Josef-Durler-Schule Rastatt

Konzept "Operativ Eigenständige Schule" (OES)
Badisches Tagblatt vom 7. September 2007
Bild Das Foto zeigt Projektleiter Thomas Lambert (3.v.r.) mit Kollegen vor dem Qualitätsleitbild der Josef-Durler-Schule.   (Bild größer)
Die Josef-Durler-Schule Rastatt (JDSR) wird mit Beginn des neuen Schuljahrs in das Konzept "Operativ Eigenständige Schule" (OES) einsteigen und sich somit verstärkt mit der Qualitätsentwicklung beschäftigen.

Nachdem die ehemalige Rastatter Gewerbeschule schon beim STEBS-Projekt (Stärkung der Eigenständigkeit beruflicher Schulen) eine Vorreiterrolle eingenommen hatte, gehört sie nun auch zu den ersten 69 Schulen landesweit, die sich mit diesem von der Regierung Baden-Württembergs geforderten Entwicklungsschwerpunkt für berufliche Schulen auseinandersetzt.

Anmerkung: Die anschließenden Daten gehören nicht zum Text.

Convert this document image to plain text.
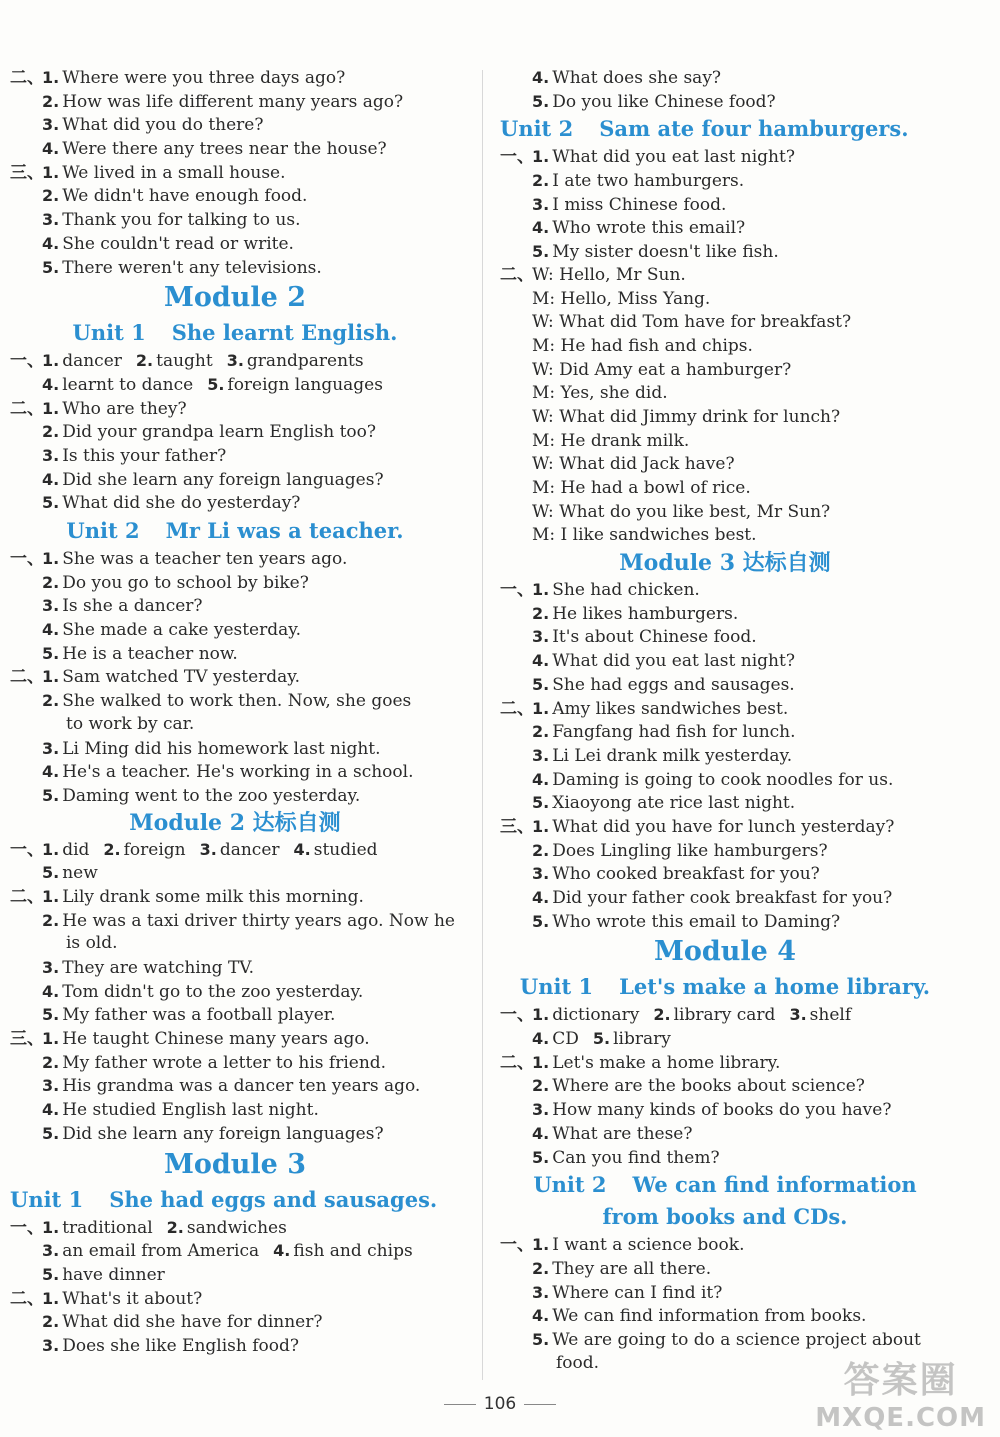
二、1. Where were you three days ago?
2. How was life different many years ago?
3. What did you do there?
4. Were there any trees near the house?
三、1. We lived in a small house.
2. We didn't have enough food.
3. Thank you for talking to us.
4. She couldn't read or write.
5. There weren't any televisions.
Module 2
Unit 1 She learnt English.
一、1. dancer 2. taught 3. grandparents
4. learnt to dance 5. foreign languages
二、1. Who are they?
2. Did your grandpa learn English too?
3. Is this your father?
4. Did she learn any foreign languages?
5. What did she do yesterday?
Unit 2 Mr Li was a teacher.
一、1. She was a teacher ten years ago.
2. Do you go to school by bike?
3. Is she a dancer?
4. She made a cake yesterday.
5. He is a teacher now.
二、1. Sam watched TV yesterday.
2. She walked to work then. Now, she goes
to work by car.
3. Li Ming did his homework last night.
4. He's a teacher. He's working in a school.
5. Daming went to the zoo yesterday.
Module 2 达标自测
一、1. did 2. foreign 3. dancer 4. studied
5. new
二、1. Lily drank some milk this morning.
2. He was a taxi driver thirty years ago. Now he
is old.
3. They are watching TV.
4. Tom didn't go to the zoo yesterday.
5. My father was a football player.
三、1. He taught Chinese many years ago.
2. My father wrote a letter to his friend.
3. His grandma was a dancer ten years ago.
4. He studied English last night.
5. Did she learn any foreign languages?
Module 3
Unit 1 She had eggs and sausages.
一、1. traditional 2. sandwiches
3. an email from America 4. fish and chips
5. have dinner
二、1. What's it about?
2. What did she have for dinner?
3. Does she like English food?
4. What does she say?
5. Do you like Chinese food?
Unit 2 Sam ate four hamburgers.
一、1. What did you eat last night?
2. I ate two hamburgers.
3. I miss Chinese food.
4. Who wrote this email?
5. My sister doesn't like fish.
二、W: Hello, Mr Sun.
M: Hello, Miss Yang.
W: What did Tom have for breakfast?
M: He had fish and chips.
W: Did Amy eat a hamburger?
M: Yes, she did.
W: What did Jimmy drink for lunch?
M: He drank milk.
W: What did Jack have?
M: He had a bowl of rice.
W: What do you like best, Mr Sun?
M: I like sandwiches best.
Module 3 达标自测
一、1. She had chicken.
2. He likes hamburgers.
3. It's about Chinese food.
4. What did you eat last night?
5. She had eggs and sausages.
二、1. Amy likes sandwiches best.
2. Fangfang had fish for lunch.
3. Li Lei drank milk yesterday.
4. Daming is going to cook noodles for us.
5. Xiaoyong ate rice last night.
三、1. What did you have for lunch yesterday?
2. Does Lingling like hamburgers?
3. Who cooked breakfast for you?
4. Did your father cook breakfast for you?
5. Who wrote this email to Daming?
Module 4
Unit 1 Let's make a home library.
一、1. dictionary 2. library card 3. shelf
4. CD 5. library
二、1. Let's make a home library.
2. Where are the books about science?
3. How many kinds of books do you have?
4. What are these?
5. Can you find them?
Unit 2 We can find information
from books and CDs.
一、1. I want a science book.
2. They are all there.
3. Where can I find it?
4. We can find information from books.
5. We are going to do a science project about
food.
106
答案圈
MXQE.COM
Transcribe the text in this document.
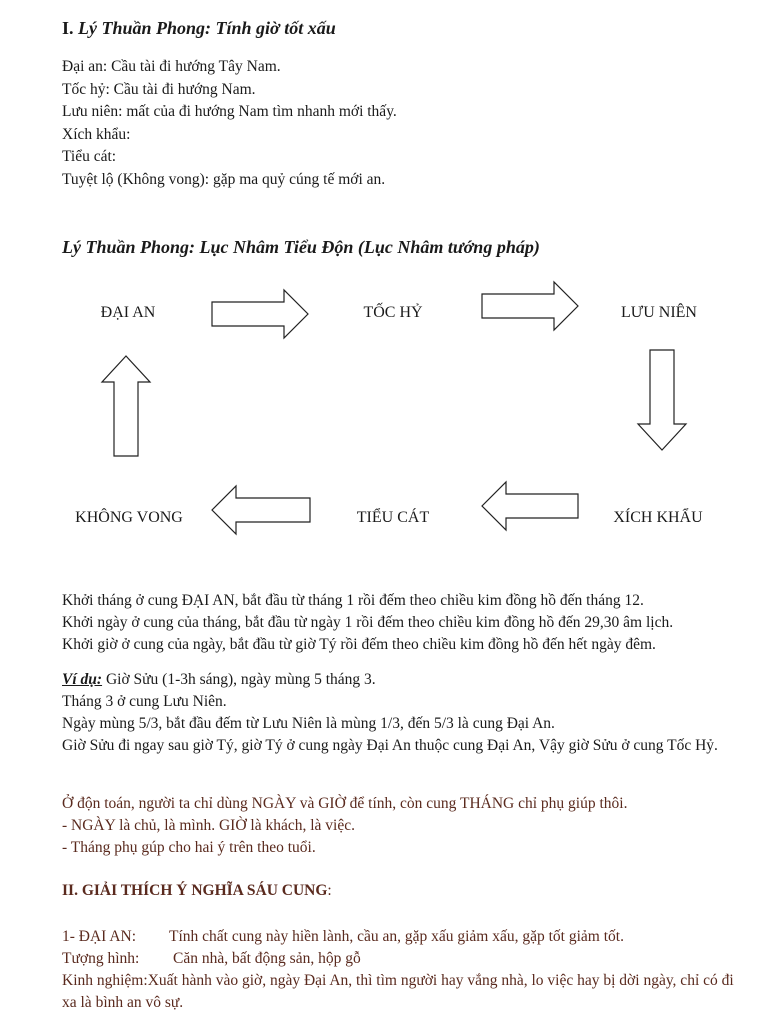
I. Lý Thuần Phong: Tính giờ tốt xấu
Đại an: Cầu tài đi hướng Tây Nam.
Tốc hỷ: Cầu tài đi hướng Nam.
Lưu niên: mất của đi hướng Nam tìm nhanh mới thấy.
Xích khẩu:
Tiểu cát:
Tuyệt lộ (Không vong): gặp ma quỷ cúng tế mới an.
Lý Thuần Phong: Lục Nhâm Tiểu Độn (Lục Nhâm tướng pháp)
ĐẠI AN	TỐC HỶ	LƯU NIÊN
KHÔNG VONG	TIỂU CÁT	XÍCH KHẨU
Khởi tháng ở cung ĐẠI AN, bắt đầu từ tháng 1 rồi đếm theo chiều kim đồng hồ đến tháng 12.
Khởi ngày ở cung của tháng, bắt đầu từ ngày 1 rồi đếm theo chiều kim đồng hồ đến 29,30 âm lịch.
Khởi giờ ở cung của ngày, bắt đầu từ giờ Tý rồi đếm theo chiều kim đồng hồ đến hết ngày đêm.
Ví dụ: Giờ Sửu (1-3h sáng), ngày mùng 5 tháng 3.
Tháng 3 ở cung Lưu Niên.
Ngày mùng 5/3, bắt đầu đếm từ Lưu Niên là mùng 1/3, đến 5/3 là cung Đại An.
Giờ Sửu đi ngay sau giờ Tý, giờ Tý ở cung ngày Đại An thuộc cung Đại An, Vậy giờ Sửu ở cung Tốc Hỷ.
Ở độn toán, người ta chỉ dùng NGÀY và GIỜ để tính, còn cung THÁNG chỉ phụ giúp thôi.
- NGÀY là chủ, là mình. GIỜ là khách, là việc.
- Tháng phụ gúp cho hai ý trên theo tuổi.
II. GIẢI THÍCH Ý NGHĨA SÁU CUNG:
1- ĐẠI AN: Tính chất cung này hiền lành, cầu an, gặp xấu giảm xấu, gặp tốt giảm tốt.
Tượng hình: Căn nhà, bất động sản, hộp gỗ
Kinh nghiệm:Xuất hành vào giờ, ngày Đại An, thì tìm người hay vắng nhà, lo việc hay bị dời ngày, chỉ có đi xa là bình an vô sự.
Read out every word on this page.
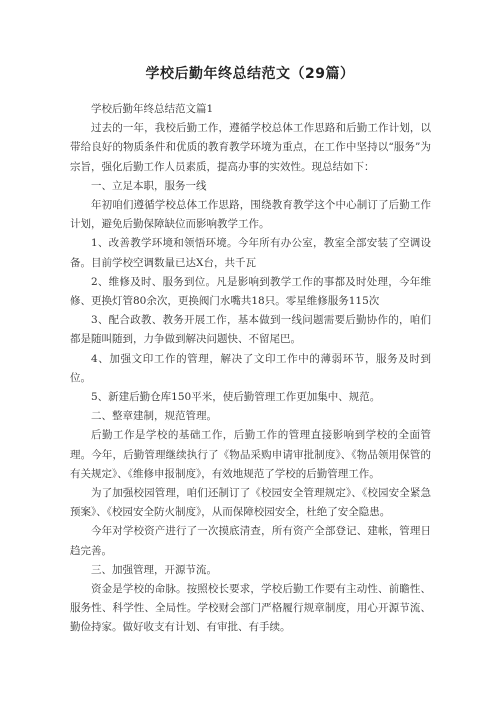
学校后勤年终总结范文（29篇）

学校后勤年终总结范文篇1

过去的一年，我校后勤工作，遵循学校总体工作思路和后勤工作计划，以带给良好的物质条件和优质的教育教学环境为重点，在工作中坚持以“服务”为宗旨，强化后勤工作人员素质，提高办事的实效性。现总结如下：

一、立足本职，服务一线

年初咱们遵循学校总体工作思路，围绕教育教学这个中心制订了后勤工作计划，避免后勤保障缺位而影响教学工作。

1、改善教学环境和领悟环境。今年所有办公室，教室全部安装了空调设备。目前学校空调数量已达X台，共千瓦

2、维修及时、服务到位。凡是影响到教学工作的事都及时处理，今年维修、更换灯管80余次，更换阀门水嘴共18只。零星维修服务115次

3、配合政教、教务开展工作，基本做到一线问题需要后勤协作的，咱们都是随叫随到，力争做到解决问题快、不留尾巴。

4、加强文印工作的管理，解决了文印工作中的薄弱环节，服务及时到位。

5、新建后勤仓库150平米，使后勤管理工作更加集中、规范。

二、整章建制，规范管理。

后勤工作是学校的基础工作，后勤工作的管理直接影响到学校的全面管理。今年，后勤管理继续执行了《物品采购申请审批制度》、《物品领用保管的有关规定》、《维修申报制度》，有效地规范了学校的后勤管理工作。

为了加强校园管理，咱们还制订了《校园安全管理规定》、《校园安全紧急预案》、《校园安全防火制度》，从而保障校园安全，杜绝了安全隐患。

今年对学校资产进行了一次摸底清查，所有资产全部登记、建帐，管理日趋完善。

三、加强管理，开源节流。

资金是学校的命脉。按照校长要求，学校后勤工作要有主动性、前瞻性、服务性、科学性、全局性。学校财会部门严格履行规章制度，用心开源节流、勤俭持家。做好收支有计划、有审批、有手续。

Ein wesentliches bildungspolitisches Ziel der Landesregierung ist die Stärkung der Eigenständigkeit von beruflichen Schulen. Dies geht aus einer Mitteilung des Landesinstituts für Schulentwicklung hervor. Dies sei notwendig, um die Spitzenstellung, die die beruflichen Schulen Baden-Württembergs innerhalb Deutschlands bereits jetzt einnähmen, weiter auszubauen. So sei in den vergangenen drei Jahren an 15 Modellschulen "ein funktionsfähiges Verfahren zur schulischen Qualitätsentwicklung" entwickelt worden: das Konzept OES.

Anfang Juli dieses Jahres fand in der Landesakademie für Fortbildung und Personalentwicklung in Esslingen die Auftaktveranstaltung für die ersten 69 beruflichen Schulen statt, die im Schuljahr 2007/2008 an OES teilhaben wollen. Nach und nach, so sieht es das Konzept vor, werden weitere Schulen hinzustoßen, bis im Schuljahr 2010/2011 alle beruflichen Schulen in OES integriert sind.

Das Konzept OES, informiert Thomas Lambert, Projektleiter für die Einführung des Qualitätsmanagements an der Josef-Durler-Schule, bestehe aus zwei Standbeinen: der betriebswirtschaftlichen Eigenverantwortung der Schule einerseits und der systematischen Qualitätsentwicklung mit Rechenschaftslegung und Erfolgskontrolle andererseits. "Die Schulen sollen mehr Kompetenzen erhalten, beispielsweise Lehrer selbst auszuwählen und ihren Haushalt eigenverantwortlich zu verwalten", erläutert Lambert. Die Optimierung des Unterrichts stehe jedoch ganz klar im Zentrum der angestrebten Verbesserungen.

Der pädagogische Aspekt von OES, so der Projektleiter, sei wiederum untergliedert in die Merkmale Leitbildentwicklung, Selbstevaluation mit Individualfeedback und Teambildung, Fremdevaluation und Zielvereinbarung. "Diese Bausteine sind zu einem großen Teil deckungsgleich mit den einzelnen Schritten, die wir bereits zum Qualitätsmanagement an der Josef-Durler-Schule entwickelt haben", freut sich Lambert. "Mit diesem Konzept werden wir auf dem Bildungsmarkt besser aufgestellt sein und uns für Schüler attraktiver machen", ist der Qualitätsbeauftragte sicher.